The new transportation secretary Elaine Chao has not said whether she backs any move to break up the aviation agency. Even so, lawmakers must reauthorise the FAA’s authority and funding stream by September 30.
“US airlines are an integral part of our nation’s economy, as millions of Americans depend on safe, affordable and abundant air travel and shipping options each day,” said A4A president and CEO Nicholas Calio. “We are grateful to President Trump for hosting this meeting and were encouraged by his in-depth understanding of our industry and the need to reform our air traffic control system. We share his administration’s goals of growing jobs, reducing taxes and regulation, and expanding our economy. We are confident we can achieve these outcomes by working together.”
Career managers at the Federal Aviation Administration however expressed dismay with comments made by airline executives at the White House meeting with President Trump. “Airline executives and their special interest lobbyists sat down with President Trump yesterday and pretended they have not been stakeholders in the development of the FAA’s air traffic modernisation programme known as NextGen for the last decade,” said Andy Taylor, president of the FAA Managers Association (FAAMA). “To hear their tales, it was as if they were on the outside looking in, despite having participated in 19 separate meetings with the FAA’s NextGen Advisory Committee, along with hundreds of other meetings at facilities around the country.”
“The major airlines continue to repeat the same tired, discredited tales of air traffic controllers using World War II technology to manage the National Airspace System (NAS), when that is pure fiction,” said Louis Dupart, the group’s Executive Director. “The major airlines, minus Delta, want to take control of the national airspace in the United States,” said Dupart, “and to do that, they are using ‘alternative facts’ like the World War II narrative because it is so sensational.” Taylor continued: “In reality, by the end of 2019, the automation platforms for all air traffic facilities will be less than 10 years old. That’s younger than the average aircraft age for United, Southwest and American Airlines.”
Airports Council International – North America (ACI-NA), the industry trade association for commercial service airports in the United States and Canada also attended the meeting.
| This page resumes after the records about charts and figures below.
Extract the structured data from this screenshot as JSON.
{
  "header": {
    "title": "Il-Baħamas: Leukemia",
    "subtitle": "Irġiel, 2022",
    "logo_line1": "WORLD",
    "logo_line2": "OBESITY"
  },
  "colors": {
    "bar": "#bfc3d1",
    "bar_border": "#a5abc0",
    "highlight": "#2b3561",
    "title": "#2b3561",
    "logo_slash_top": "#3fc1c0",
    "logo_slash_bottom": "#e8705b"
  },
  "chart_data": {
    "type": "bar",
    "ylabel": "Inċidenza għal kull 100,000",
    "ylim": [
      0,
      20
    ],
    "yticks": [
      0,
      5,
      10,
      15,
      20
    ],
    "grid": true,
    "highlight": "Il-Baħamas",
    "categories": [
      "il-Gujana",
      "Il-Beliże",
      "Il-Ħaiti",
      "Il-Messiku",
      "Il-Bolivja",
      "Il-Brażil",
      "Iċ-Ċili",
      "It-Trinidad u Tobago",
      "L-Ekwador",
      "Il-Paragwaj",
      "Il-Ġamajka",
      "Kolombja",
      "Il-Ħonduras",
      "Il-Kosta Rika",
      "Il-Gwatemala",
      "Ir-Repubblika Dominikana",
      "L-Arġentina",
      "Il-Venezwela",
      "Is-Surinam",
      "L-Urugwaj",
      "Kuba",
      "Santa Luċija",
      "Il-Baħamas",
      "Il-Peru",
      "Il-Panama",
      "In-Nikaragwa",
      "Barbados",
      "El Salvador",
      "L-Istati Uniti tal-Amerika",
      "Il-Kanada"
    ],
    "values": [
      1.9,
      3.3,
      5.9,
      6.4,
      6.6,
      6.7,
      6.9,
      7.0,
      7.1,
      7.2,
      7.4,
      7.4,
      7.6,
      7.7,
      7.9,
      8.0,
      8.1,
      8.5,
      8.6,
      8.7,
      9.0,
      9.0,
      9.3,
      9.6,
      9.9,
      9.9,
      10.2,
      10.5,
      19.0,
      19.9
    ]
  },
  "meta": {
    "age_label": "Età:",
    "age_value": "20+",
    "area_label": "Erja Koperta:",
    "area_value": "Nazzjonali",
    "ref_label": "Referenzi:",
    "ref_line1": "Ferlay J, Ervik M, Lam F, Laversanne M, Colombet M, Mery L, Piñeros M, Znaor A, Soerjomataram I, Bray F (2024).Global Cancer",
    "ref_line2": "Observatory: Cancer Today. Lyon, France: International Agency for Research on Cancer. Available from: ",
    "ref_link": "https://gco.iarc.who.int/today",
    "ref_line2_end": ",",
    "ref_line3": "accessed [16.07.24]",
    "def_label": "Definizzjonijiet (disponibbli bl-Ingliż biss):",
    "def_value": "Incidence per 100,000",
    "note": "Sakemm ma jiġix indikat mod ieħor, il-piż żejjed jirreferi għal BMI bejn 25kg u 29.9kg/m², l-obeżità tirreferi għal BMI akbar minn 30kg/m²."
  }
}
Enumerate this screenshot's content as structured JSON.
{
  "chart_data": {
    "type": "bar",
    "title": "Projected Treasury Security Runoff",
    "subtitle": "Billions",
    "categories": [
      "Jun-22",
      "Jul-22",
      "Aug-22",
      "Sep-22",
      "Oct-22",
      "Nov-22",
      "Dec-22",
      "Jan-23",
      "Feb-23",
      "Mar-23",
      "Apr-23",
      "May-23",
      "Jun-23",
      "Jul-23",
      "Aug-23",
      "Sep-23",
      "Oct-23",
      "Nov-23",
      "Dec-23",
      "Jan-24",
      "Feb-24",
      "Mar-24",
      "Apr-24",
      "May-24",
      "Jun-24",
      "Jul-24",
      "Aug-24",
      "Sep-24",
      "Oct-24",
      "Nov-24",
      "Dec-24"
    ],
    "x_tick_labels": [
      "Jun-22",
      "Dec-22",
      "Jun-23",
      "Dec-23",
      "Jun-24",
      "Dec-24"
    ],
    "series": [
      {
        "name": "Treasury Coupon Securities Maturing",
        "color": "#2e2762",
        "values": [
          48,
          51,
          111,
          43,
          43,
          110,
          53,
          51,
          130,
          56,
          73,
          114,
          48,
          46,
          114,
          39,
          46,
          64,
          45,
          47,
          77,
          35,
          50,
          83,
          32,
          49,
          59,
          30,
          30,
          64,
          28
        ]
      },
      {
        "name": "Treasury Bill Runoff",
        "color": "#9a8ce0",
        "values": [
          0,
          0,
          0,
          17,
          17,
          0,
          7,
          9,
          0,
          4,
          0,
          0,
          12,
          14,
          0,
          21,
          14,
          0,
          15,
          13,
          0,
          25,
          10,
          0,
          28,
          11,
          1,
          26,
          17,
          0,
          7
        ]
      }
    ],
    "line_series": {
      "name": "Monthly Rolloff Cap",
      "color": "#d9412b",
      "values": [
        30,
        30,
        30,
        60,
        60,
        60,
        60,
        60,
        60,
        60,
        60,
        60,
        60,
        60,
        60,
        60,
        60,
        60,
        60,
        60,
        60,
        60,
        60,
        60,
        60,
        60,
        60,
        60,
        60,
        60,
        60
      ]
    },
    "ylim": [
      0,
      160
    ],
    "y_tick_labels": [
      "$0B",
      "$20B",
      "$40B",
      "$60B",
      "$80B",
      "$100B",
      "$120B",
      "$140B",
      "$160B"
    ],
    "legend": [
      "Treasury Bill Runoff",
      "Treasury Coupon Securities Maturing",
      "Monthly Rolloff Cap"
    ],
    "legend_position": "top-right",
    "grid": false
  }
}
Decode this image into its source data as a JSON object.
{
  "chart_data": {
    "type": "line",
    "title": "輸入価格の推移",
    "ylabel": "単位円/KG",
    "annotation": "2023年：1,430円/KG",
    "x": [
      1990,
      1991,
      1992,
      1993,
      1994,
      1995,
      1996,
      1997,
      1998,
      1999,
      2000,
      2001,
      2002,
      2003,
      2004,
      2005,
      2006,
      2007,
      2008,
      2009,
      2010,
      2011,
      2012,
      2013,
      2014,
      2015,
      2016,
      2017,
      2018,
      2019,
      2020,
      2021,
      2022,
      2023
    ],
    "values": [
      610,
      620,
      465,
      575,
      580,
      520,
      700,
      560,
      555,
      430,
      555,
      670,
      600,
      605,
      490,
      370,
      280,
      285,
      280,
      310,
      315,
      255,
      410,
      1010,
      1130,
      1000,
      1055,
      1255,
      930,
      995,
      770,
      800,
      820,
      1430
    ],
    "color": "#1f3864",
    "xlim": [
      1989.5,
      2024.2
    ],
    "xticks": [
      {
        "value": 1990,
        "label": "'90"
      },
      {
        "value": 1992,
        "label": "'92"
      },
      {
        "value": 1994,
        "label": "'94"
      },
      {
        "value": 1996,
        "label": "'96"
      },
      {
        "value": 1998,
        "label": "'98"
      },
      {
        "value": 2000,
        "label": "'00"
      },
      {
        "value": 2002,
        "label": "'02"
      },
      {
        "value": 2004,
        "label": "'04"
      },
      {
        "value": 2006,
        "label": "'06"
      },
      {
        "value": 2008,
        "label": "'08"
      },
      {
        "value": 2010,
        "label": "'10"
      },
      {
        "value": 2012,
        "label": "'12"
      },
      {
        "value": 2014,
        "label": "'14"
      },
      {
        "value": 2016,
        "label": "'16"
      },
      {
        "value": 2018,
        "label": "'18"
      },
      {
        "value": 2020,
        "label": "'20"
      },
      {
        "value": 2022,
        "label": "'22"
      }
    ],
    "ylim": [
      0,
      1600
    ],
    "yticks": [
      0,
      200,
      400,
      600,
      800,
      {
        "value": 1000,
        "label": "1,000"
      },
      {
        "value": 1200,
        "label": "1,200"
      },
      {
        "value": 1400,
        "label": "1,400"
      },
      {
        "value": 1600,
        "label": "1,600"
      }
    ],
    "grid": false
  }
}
ACI-NA President and CEO Kevin Burke said: “We shared our concerns with the president about potential reforms to air traffic control management. If the benefits are to be realised, investment is required in all phases of flight, including airport runways and taxiways, ground based equipment, satellite data systems, cockpits and control towers. The governance structure must include all stakeholders if it is to be successful.”
Meanwhile, there was general opposition to privatising the FAA’s ATC functions and turning it over to a non-profit corporation in a poll conducted by the Global Strategy Group.
More than 60 per cent of voters oppose privatising the air traffic control system and turning it over to a nonprofit corporation, according to a telephone survey released today by the Alliance for Aviation Across America, the League of Rural Voters, and the Air Care Alliance.